Lewandowski przyznaje, że nowa architektura strefy euro "stawia Polskę wobec wyborów strategicznych". Nie wiadomo bowiem, czy możliwe jest kontynuowanie dotychczasowej "strategii trzymania nogi w drzwiach", skoro są ograniczenia prawne. "Ale ten dylemat powinna rozstrzygać Warszawa" - dodaje.

Komisarz jako "niefortunną" w czasie ocenia inną propozycję, która będzie przedmiotem szczytu, a mianowicie stworzenia nowego instrumentu finansowego dla państw eurolandu, co Niemcy - inicjatorzy tego pomysłu - określają jako fundusz solidarności, czyli nagrodę dla państw realizujących reformy. Zgodnie z projektem wniosków ze szczytu, te "zdolności budżetowe eurolandu" miałyby być utworzone w "średniej perspektywie", czyli nie natychmiast; "w separacji" od budżetu UE 27 państw.

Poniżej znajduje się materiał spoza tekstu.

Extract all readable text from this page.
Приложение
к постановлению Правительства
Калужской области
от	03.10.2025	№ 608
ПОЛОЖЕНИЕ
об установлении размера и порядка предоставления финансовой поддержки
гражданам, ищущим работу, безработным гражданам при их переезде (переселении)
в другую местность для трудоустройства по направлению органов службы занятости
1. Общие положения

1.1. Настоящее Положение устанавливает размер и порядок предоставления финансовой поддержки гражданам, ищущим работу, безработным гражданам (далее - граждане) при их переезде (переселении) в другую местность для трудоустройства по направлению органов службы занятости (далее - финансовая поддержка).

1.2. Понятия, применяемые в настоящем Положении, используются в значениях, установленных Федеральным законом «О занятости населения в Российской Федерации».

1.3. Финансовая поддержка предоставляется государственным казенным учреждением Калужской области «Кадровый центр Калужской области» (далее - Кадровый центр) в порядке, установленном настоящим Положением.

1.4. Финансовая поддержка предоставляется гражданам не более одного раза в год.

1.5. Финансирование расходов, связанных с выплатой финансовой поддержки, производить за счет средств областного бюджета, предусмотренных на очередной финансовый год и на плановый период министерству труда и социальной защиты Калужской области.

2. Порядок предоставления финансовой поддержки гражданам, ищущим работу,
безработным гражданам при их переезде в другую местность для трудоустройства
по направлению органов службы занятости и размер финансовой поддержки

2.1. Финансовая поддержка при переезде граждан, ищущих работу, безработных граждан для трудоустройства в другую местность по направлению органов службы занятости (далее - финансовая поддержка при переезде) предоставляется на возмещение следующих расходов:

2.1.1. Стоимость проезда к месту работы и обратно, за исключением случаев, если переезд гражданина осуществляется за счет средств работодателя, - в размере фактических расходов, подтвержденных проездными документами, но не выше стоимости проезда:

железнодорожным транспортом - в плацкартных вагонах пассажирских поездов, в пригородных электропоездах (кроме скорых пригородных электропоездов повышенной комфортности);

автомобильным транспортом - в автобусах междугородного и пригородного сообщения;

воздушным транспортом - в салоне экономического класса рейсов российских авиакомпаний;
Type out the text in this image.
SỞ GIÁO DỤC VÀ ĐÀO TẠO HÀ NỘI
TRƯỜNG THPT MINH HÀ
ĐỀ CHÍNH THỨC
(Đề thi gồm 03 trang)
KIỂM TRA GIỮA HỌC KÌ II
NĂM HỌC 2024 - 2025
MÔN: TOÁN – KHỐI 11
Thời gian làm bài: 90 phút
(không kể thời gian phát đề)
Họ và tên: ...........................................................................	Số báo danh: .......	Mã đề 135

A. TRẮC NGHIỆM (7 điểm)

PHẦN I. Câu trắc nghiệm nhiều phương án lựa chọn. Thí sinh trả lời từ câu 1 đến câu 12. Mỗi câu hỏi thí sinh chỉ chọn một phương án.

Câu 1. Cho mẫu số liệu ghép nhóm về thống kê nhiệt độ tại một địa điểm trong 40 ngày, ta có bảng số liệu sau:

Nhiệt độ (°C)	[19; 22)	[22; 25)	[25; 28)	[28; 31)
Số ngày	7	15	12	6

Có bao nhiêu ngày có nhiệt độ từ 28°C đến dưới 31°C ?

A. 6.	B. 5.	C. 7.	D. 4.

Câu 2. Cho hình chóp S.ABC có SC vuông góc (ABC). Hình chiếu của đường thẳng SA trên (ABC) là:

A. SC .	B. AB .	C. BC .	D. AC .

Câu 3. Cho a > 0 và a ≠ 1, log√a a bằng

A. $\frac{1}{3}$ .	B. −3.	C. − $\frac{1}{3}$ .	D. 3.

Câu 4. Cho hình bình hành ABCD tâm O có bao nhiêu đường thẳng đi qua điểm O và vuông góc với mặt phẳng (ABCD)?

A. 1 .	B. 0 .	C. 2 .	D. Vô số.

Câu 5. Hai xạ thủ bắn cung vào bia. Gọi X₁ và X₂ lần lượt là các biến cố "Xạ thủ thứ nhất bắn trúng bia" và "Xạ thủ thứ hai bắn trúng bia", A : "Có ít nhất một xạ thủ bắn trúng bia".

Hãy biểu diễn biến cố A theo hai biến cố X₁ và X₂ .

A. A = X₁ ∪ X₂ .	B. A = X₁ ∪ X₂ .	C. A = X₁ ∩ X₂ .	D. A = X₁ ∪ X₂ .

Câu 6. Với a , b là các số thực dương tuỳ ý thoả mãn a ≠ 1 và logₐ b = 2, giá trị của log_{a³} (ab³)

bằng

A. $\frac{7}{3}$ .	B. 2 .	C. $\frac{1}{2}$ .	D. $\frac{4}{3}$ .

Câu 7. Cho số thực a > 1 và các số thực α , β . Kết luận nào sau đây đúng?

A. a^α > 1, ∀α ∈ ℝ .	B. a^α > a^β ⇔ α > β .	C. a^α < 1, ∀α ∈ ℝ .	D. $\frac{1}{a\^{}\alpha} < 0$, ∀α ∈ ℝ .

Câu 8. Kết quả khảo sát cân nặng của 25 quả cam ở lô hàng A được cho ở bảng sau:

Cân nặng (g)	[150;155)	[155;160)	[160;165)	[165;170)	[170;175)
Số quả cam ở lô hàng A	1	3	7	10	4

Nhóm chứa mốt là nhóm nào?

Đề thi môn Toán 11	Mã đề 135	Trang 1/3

Ta propozycja wzbudziła jednak spore obawy zwłaszcza w krajach spoza euro, w tym wśród polskich europosłów, o pogłębianie podziałów na Unię dwóch prędkości, a także o ewentualne ryzyko, że negatywnie odbije się to na tradycyjnym budżecie UE.

"To pomysł niefortunnie ulokowany w czasie i dlatego zrobiliśmy wszytko - i to jest widoczne w konkluzjach szczytu - żeby oddzielić zbliżającą się ostateczną rozmowę o budżecie dla 28 krajów (27 plus Chorwacja, która ma dołączyć w 2013 r. - PAP) od średnioterminowego zagadnienia, jak wzbogacić strefę euro o nowe instrumenty, które w moim przekonaniu mają kupić wolę reformowania gospodarek tam, gdzie jej nie ma. Tak pojmuje to Berlin" - uważa Lewandowski.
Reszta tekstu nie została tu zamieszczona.